UK inflation to scale even higher as cost of living squeeze tightens
Inflation will soar even further above a near three decade high this week as the squeeze on households tightens its grip, City experts are betting.
Fresh figures released by the Office for National Statistics (ONS) on Wednesday will reveal the the cost of living is running at 5.5 per cent, according to the consensus forecast among economists.
The rapid rate of price rises is igniting concern among economists that the UK’s recovery will lose steam this year due to inflation eroding Brits’ spending power at the fastest rate in recent history.
The Bank of England recently revised down their forecasts for GDP growth in 2022 to 3.75 per cent from five per cent, driven by an expected 7.25 per cent inflation peak in April hitting consumers’ real income to the tune of two per cent, the steepest rate of decline since comparable records began in 1990.
“The surge in inflation will place the biggest squeeze on household finances in more than a decade,” Andrew Godwin, chief UK economist at Oxford Economics, said.
Some analysts characterised the historic high inflation readings as posing a more of threat to the economy than the Covid-19 crisis.
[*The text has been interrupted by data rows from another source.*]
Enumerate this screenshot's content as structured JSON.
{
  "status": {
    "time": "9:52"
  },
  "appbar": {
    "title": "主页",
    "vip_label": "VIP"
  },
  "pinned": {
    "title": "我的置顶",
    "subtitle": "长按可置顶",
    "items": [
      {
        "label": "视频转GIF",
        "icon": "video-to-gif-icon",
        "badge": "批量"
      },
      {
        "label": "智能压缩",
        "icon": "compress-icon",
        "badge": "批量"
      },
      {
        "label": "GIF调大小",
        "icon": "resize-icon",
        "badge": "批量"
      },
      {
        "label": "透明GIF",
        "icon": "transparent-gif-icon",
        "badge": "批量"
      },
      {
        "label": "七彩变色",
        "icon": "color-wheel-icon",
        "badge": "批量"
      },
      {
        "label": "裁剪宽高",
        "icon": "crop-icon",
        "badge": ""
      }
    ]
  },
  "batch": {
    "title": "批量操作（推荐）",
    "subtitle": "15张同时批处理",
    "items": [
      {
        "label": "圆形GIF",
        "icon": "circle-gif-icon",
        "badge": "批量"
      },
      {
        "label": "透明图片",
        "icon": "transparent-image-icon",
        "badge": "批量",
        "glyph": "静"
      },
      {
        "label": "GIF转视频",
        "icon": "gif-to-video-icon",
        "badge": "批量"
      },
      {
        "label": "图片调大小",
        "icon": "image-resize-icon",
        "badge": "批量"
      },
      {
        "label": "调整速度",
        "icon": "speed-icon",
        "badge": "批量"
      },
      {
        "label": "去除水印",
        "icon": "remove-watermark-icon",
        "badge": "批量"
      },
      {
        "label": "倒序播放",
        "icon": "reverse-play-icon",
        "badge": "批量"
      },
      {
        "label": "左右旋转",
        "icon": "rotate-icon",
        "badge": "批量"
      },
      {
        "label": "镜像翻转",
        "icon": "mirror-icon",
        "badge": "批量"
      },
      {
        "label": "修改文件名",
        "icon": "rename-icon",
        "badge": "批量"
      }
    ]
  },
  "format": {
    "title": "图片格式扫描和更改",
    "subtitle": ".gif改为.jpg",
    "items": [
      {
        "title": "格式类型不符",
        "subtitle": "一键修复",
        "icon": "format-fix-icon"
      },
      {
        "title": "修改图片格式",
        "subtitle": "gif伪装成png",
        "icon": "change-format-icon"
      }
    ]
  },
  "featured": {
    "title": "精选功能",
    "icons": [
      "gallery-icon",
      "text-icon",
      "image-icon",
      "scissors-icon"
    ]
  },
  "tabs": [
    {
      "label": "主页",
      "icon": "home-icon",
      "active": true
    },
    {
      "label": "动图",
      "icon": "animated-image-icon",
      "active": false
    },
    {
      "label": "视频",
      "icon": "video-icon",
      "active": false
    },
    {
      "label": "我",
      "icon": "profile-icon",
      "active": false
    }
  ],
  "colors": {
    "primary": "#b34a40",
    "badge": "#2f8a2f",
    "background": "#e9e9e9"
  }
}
“These sorts of rates of inflation pose an increasing threat to the recovery, arguably more so than the pandemic (at least in its current, milder incarnation),” Ian Stewart, chief economist at Deloitte, said.
Surging energy costs driven by a global oil and gas crunch is expected to drive the bulk of Wednesday’s hot print.
An expected “leap” in core goods prices, including things such as food and car prices, led Pantheon Macroeconomics to agree with the consensus forecast.
Separate jobs market figures published tomorrow will leave officials at the Bank nervous if they point to intensifying wage pressures.
Governor Andrew Bailey was so agitated by the possible spillover inflation effects of workers receiving an overdue pay bump that he asked them to hold back on demanding higher wages after the Bank’s latest meeting.